🤖 AI Summary
Multi-step time series forecasting (MSF) lacks a systematic theoretical foundation and evaluation framework for strategy selection and integration. This paper formally defines the MSF strategy space for the first time and proposes a learnable, composable, parameterized strategy framework that enables task-adaptive strategy search. We design a unified cross-strategy interface to decouple forecasting methods from strategy logic and support flexible integration. Extensive experiments—spanning 18 datasets, 5 base models, and 4 forecast horizons—yield 1,080 configurations; our framework achieves statistically significant improvements over state-of-the-art methods in over 84% of cases.
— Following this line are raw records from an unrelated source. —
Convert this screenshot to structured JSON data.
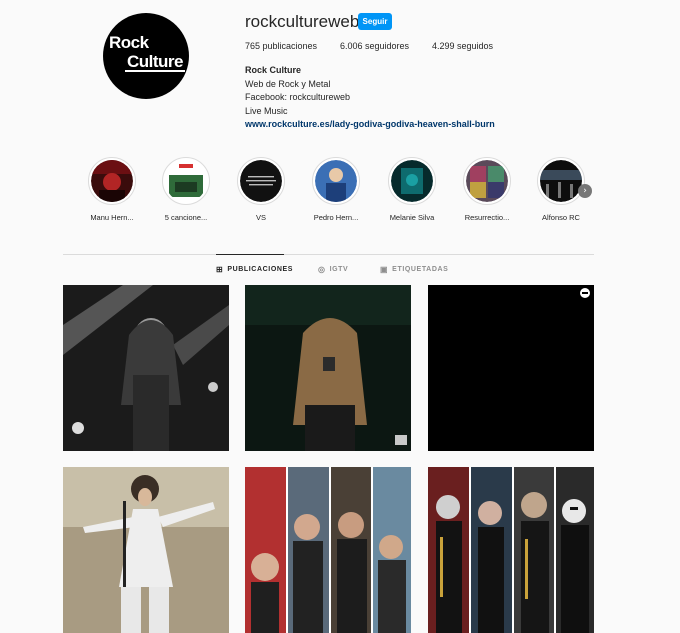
{
  "profile": {
    "avatar_line1": "Rock",
    "avatar_line2": "Culture",
    "username": "rockcultureweb",
    "follow_label": "Seguir",
    "stats": {
      "posts": "765 publicaciones",
      "followers": "6.006 seguidores",
      "following": "4.299 seguidos"
    },
    "bio": {
      "name": "Rock Culture",
      "line1": "Web de Rock y Metal",
      "line2": "Facebook: rockcultureweb",
      "line3": "Live Music",
      "link": "www.rockculture.es/lady-godiva-godiva-heaven-shall-burn"
    }
  },
  "highlights": [
    {
      "label": "Manu Hern..."
    },
    {
      "label": "5 cancione..."
    },
    {
      "label": "VS"
    },
    {
      "label": "Pedro Hern..."
    },
    {
      "label": "Melanie Silva"
    },
    {
      "label": "Resurrectio..."
    },
    {
      "label": "Alfonso RC"
    }
  ],
  "tabs": {
    "posts": "PUBLICACIONES",
    "igtv": "IGTV",
    "tagged": "ETIQUETADAS"
  },
  "icons": {
    "grid": "grid-icon",
    "igtv": "igtv-icon",
    "tagged": "tag-icon",
    "next": "chevron-right-icon",
    "multi": "multi-post-icon"
  },
  "colors": {
    "accent": "#0095f6",
    "link": "#00376b",
    "background": "#fafafa"
  }
}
To our knowledge, this work establishes the most comprehensive MSF strategy benchmark to date, providing a unified paradigm and empirical foundation for strategy modeling, evaluation, and automation in multi-step forecasting.
📝 Abstract
A key aspect of temporal domains is the ability to make predictions multiple time steps into the future, a process known as multi-step forecasting (MSF). At the core of this process is selecting a forecasting strategy, however, with no existing frameworks to map out the space of strategies, practitioners are left with ad-hoc methods for strategy selection. In this work, we propose Stratify, a parameterised framework that addresses multi-step forecasting, unifying existing strategies and introducing novel, improved strategies. We evaluate Stratify on 18 benchmark datasets, five function classes, and short to long forecast horizons (10, 20, 40, 80). In over 84% of 1080 experiments, novel strategies in Stratify improved performance compared to all existing ones. Importantly, we find that no single strategy consistently outperforms others in all task settings, highlighting the need for practitioners explore the Stratify space to carefully search and select forecasting strategies based on task-specific requirements. Our results are the most comprehensive benchmarking of known and novel forecasting strategies. We make code available to reproduce our results.